Fallen human nature being what it is, when we say we're thinking about Marriage, it seems to turn out to mean that we're thinking about Divorce. That's the way that Screwtape and his associates have adjusted our philology. And the Lord said that Divorce is impossible; in fact, he said it so clearly that the way He actually put it was that if you get divorced and then "marry again", you'll really only be living in adultery. I've often wondered if there is any way, in any human language, in which the point could be made more plainly and more ... I dare to say ... 'offensively'.
Now ... side by side with the Lord's teaching ... let us set some remarkable words from S Paul's Letter to the Ephesians. He likens the nuptial covenant between husband and wife to that equally nuptial covenant, the 'mystical union that is betwixt Christ and His Church'.
You see, I'm sure, the bearing of all this. If a valid and consummated Christian marriage is as indissoluble as the union between Christ and His Church, it follows that the union between Christ and His Church is as indissoluble as that between husband and wife. Or, to put it the same thing the other way round, the union between Christ and His Church is as soluble and it is as breakable as marriage. Advocacy of remarriage after divorce is constructively tantamount to saying that the Lord may desert His Church and could renounce His nuptial covenant with her.

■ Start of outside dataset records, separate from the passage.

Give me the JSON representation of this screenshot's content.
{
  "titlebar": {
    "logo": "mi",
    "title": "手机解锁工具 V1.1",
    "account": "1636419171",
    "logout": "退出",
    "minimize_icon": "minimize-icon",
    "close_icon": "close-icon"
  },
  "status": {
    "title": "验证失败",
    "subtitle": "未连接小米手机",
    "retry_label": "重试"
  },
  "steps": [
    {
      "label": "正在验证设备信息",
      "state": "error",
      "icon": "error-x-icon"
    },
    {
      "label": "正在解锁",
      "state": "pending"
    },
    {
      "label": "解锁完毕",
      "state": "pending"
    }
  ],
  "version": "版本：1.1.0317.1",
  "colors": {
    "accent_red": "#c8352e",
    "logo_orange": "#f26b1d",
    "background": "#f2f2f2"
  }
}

I think I had better come clean. The point I'm making is, in fact, disgracefully plagiarised. I have lifted this exposition from a magisterial book called Marriage and Divorce by a very great Anglican pontiff, Kenneth Escott Kirk, Lord Bishop of Oxford between 1937 and 1954 and sometime Regius Professor of Moral and Pastoral Theology in this University, which he wrote in the context of the English Divorce Act of 1937. Bishop Kirk makes with concise precision the point I have laboured; a point which Cardinal Hume once made by saying that our holy Faith is not a la carte. We accept it table d'hote, because it is a perfectly integrated and interlinked whole. Tear out one element, and the whole cardigan unravels.

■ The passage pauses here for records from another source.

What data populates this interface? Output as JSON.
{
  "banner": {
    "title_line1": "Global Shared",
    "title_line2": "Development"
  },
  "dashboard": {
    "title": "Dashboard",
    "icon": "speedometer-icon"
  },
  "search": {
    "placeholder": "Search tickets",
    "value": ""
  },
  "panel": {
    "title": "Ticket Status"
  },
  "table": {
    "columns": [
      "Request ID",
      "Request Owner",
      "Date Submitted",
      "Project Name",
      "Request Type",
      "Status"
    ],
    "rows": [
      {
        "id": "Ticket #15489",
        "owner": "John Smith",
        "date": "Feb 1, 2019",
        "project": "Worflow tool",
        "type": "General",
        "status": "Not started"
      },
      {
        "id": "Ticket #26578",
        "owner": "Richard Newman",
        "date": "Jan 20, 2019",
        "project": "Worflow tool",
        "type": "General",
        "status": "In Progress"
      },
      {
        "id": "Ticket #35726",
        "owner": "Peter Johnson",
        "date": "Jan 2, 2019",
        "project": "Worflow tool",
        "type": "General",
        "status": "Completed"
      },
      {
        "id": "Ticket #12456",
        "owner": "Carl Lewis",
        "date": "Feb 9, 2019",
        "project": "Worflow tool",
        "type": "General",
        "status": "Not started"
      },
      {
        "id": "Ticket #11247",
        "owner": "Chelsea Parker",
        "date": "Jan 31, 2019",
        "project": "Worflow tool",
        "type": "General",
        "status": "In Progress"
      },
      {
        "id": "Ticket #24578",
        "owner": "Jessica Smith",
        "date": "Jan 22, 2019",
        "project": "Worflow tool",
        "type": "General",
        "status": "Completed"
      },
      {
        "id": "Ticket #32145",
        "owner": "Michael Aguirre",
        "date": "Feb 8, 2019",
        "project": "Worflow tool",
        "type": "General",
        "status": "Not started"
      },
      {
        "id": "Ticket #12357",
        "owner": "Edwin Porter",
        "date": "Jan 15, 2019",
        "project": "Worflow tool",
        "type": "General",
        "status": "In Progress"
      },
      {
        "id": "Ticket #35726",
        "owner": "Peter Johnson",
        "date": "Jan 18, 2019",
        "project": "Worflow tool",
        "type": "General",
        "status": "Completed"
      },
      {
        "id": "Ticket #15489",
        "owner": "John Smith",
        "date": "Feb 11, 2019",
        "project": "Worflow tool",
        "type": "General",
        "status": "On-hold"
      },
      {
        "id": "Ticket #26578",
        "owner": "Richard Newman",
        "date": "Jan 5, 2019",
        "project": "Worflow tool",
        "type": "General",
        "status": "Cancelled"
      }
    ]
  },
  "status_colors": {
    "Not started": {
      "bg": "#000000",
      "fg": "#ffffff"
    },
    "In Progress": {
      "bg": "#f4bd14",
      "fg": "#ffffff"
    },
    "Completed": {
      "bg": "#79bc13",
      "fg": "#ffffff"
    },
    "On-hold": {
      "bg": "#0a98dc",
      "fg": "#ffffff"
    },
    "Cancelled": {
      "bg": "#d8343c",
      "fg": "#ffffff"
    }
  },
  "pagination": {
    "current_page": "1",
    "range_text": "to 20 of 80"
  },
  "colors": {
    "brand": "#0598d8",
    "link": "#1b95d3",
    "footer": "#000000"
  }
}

I'm sure Bishop Kirk would have been an Ordinariate Man ... we would have had to learn to refer to him as Monsignor Kirk ... so I'll end with his own words. They are the best succinct refutation of Amoris laetitia that I know. Since PF is apparently going to try to make us spend a year "celebrating" Amoris laetitia, we may be needing a lot more of the Catholic Church's authentic Magisterium from the pen of Kenneth Escott Kirk.

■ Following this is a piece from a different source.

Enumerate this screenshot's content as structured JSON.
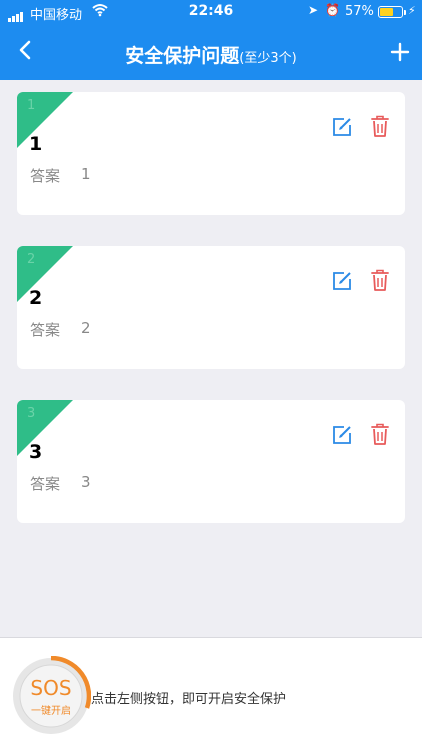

"To plead for divorce with the right to second marriage is to ignore the whole of this constructive theology which relates the union of the sexes to that of Christ and His Church, and thereby to deny the unity of purpose which runs through the whole scheme of God's activity both in the natural and in the supernatural sphere. ...
"The Christian tradition of the indissolubility of marriage does no more than give effect to S Paul's great teaching, in which our Lord's precepts about marriage are set in the framework of the unity of God's purpose. To deny that tradition, therefore, is to cast doubt upon the very nature of God, and the modes of activity in which He has manifested Himself to man."